On 15 March 1778, when stationed with his regiment at Blanquefort, he married Hélène-Éléonore Dillon (1753-1831), a creole beauty from the Martinique family de Tascher. They had two children:
- Adélaïde-Charlotte-Louise-Éléonore, comtesse de Boigne (1781-1866), a celebrated diarist;
- Charles-Eustache-Gabriel (1787-1862), 2nd (styled 5th) marquis d'Osmond.

== Later career ==
In 1786 d'Osmond secured the purchase of the Armand-Joseph, duc de Charost's coal mining interests at Firminy and Roche-la-Molière, near Saint-Étienne, but his perceived business coup ran into difficulties from the outset since their smooth operation was hampered by local hostility. The French Revolutionaries supported the ransacking of mining businesses, and he tried in vain to obtain Constituent Assembly approval for his business concessions.

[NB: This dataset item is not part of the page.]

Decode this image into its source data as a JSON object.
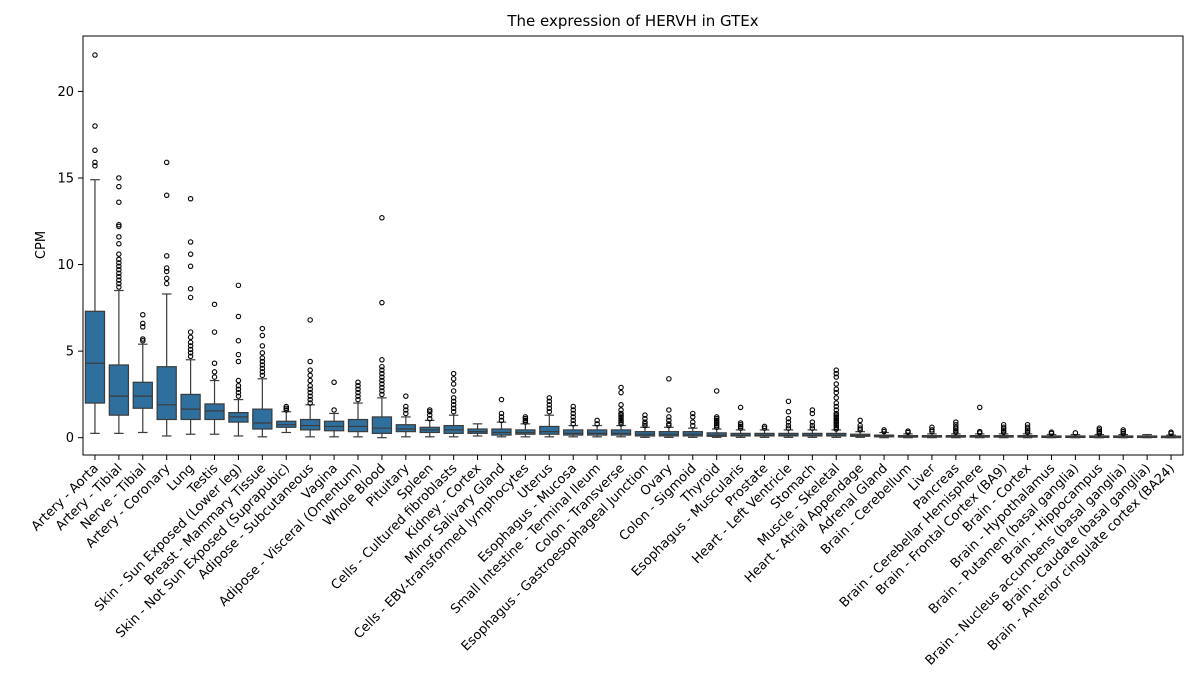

Fortuitously, he had resigned as Governor of Rouen in 1788 and entered French diplomatic service. He was appointed Minister Plenipotentiary to The Hague in 1789, then Ambassador to St Petersburg in 1790, where he replaced Louis-Philippe, comte de Ségur. However, he resigned following the flight to Varennes without ever occupying the post, and joined his family, who already emigrated to Switzerland in 1792.

His brother, Antoine-Eustache d'Osmond (Constitutional Bishop of Nancy), who had sided with the Emperor Napoleon, ensured that his name was removed from the list of emigrants enabling him to return to France during the régime of the First French Empire.

On 17 August 1815, King Louis XVIII appointed him a Lieutenant-General of the Army as well as a hereditary peer. He was then posted as French Ambassador to Turin (1814-1815) and then to London (November 1815-January 1819). He was created a marquis and peer of France by Royal decree, dated 31 August 1817 (in the title previously held by a senior branch of the d'Osmond family, extinct 1771).

In 1814, he was restored to the rights of his coal mining interests, but short of working capital and know-how, he exchanged them for a percentage of shares in the new Compagnie des Mines de Roche-Firminy.